Date of Award


Degree Type


Degree Name

Doctor of Philosophy



Major Professor

R. Steve McCallum

Committee Members

Sherry Mee Bell, Sherry K. Bain, John W. Lounsbury


The Test of Dyslexia-Rapid Assessment Profile (TOD-RAP), designed as a group-administered instrument for the purpose of identifying persons at-risk for reading difficulties, was administered to 357 primary/secondary and collegiate summer school students in a southeastern state, along with the Reading Fluency subtest of the Woodcock-Johnson III Tests of Achievement (WJ-III), the Spelling and Reading portions of the Wide Range Achievement Test 3 (WRAT-3), and Test of Silent Word Reading Fluency (TOSWRF). Internal consistency coefficients of TOD-RAP subtests ranged from .79 to .96 and test-retest coefficients ranged from .70 to .94, indicating adequate reliability. Multivariate analyses of variance (MANOVA) yielded significant differences between non at-risk and at-risk students at the primary/secondary and collegiate level (F = 2.45, p < .05; F = 8.44, p < .001, respectively). Based on post hoc pairwise comparisons, non at-risk primary/secondary students, as compared to primary/secondary at-risk students, performed significantly better on three of the six TOD-RAP subtests.

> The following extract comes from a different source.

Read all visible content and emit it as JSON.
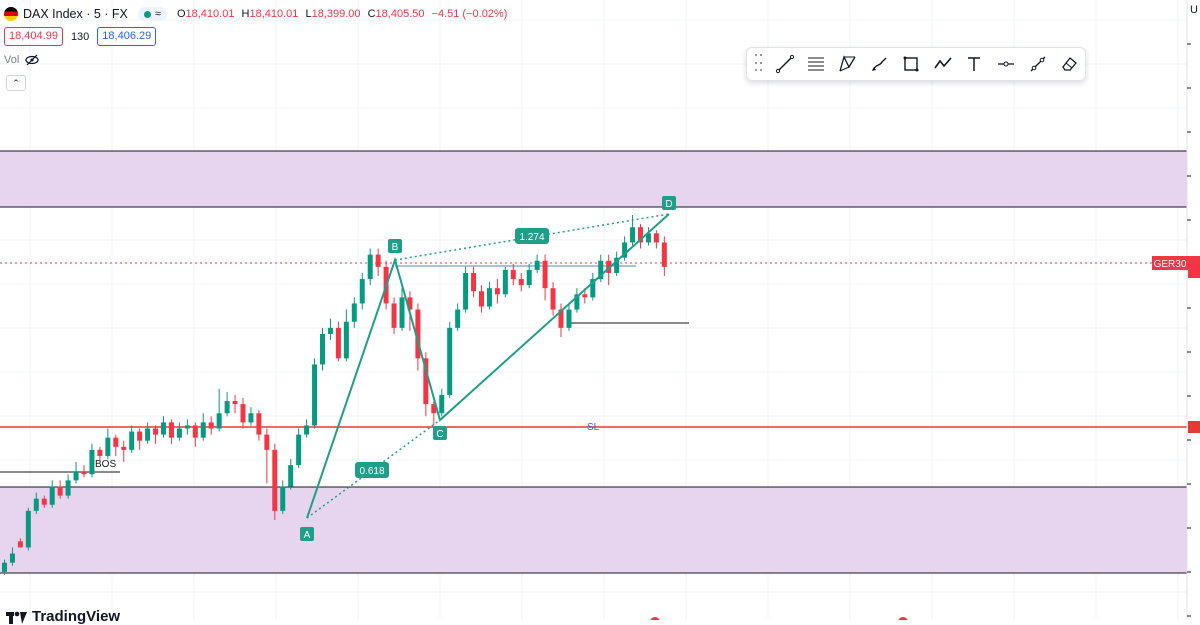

The non at-risk college group, as compared to at-risk college students, earned significantly higher scores on four of the five TOD-RAP subtests. These results suggest that TOD-RAP subtests may provide a valid means for identifying students at-risk for reading difficulties. Based on multiple regression analyses for the primary/secondary age group, TOD-RAP subtests significantly predicted all four operationalizations of reading achievement (WJ-III Reading Fluency, WRAT-3 Reading, WRAT-3 Spelling, and TOSWRF scores). Of the three TOD-RAP subtests, Spelling appeared as the most consistent predictor, accounting for unique variance for all four operationalizations of the criterion measure. Four of the five TOD-RAP subtests significantly predicted WJ-III Reading Fluency scores at the college level. These analyses provide evidence for the predictive utility of the TOD-RAP at both the collegiate and primary/secondary level. Although promising, further research must be conducted before this instrument can be used to identify students at-risk for reading difficulties.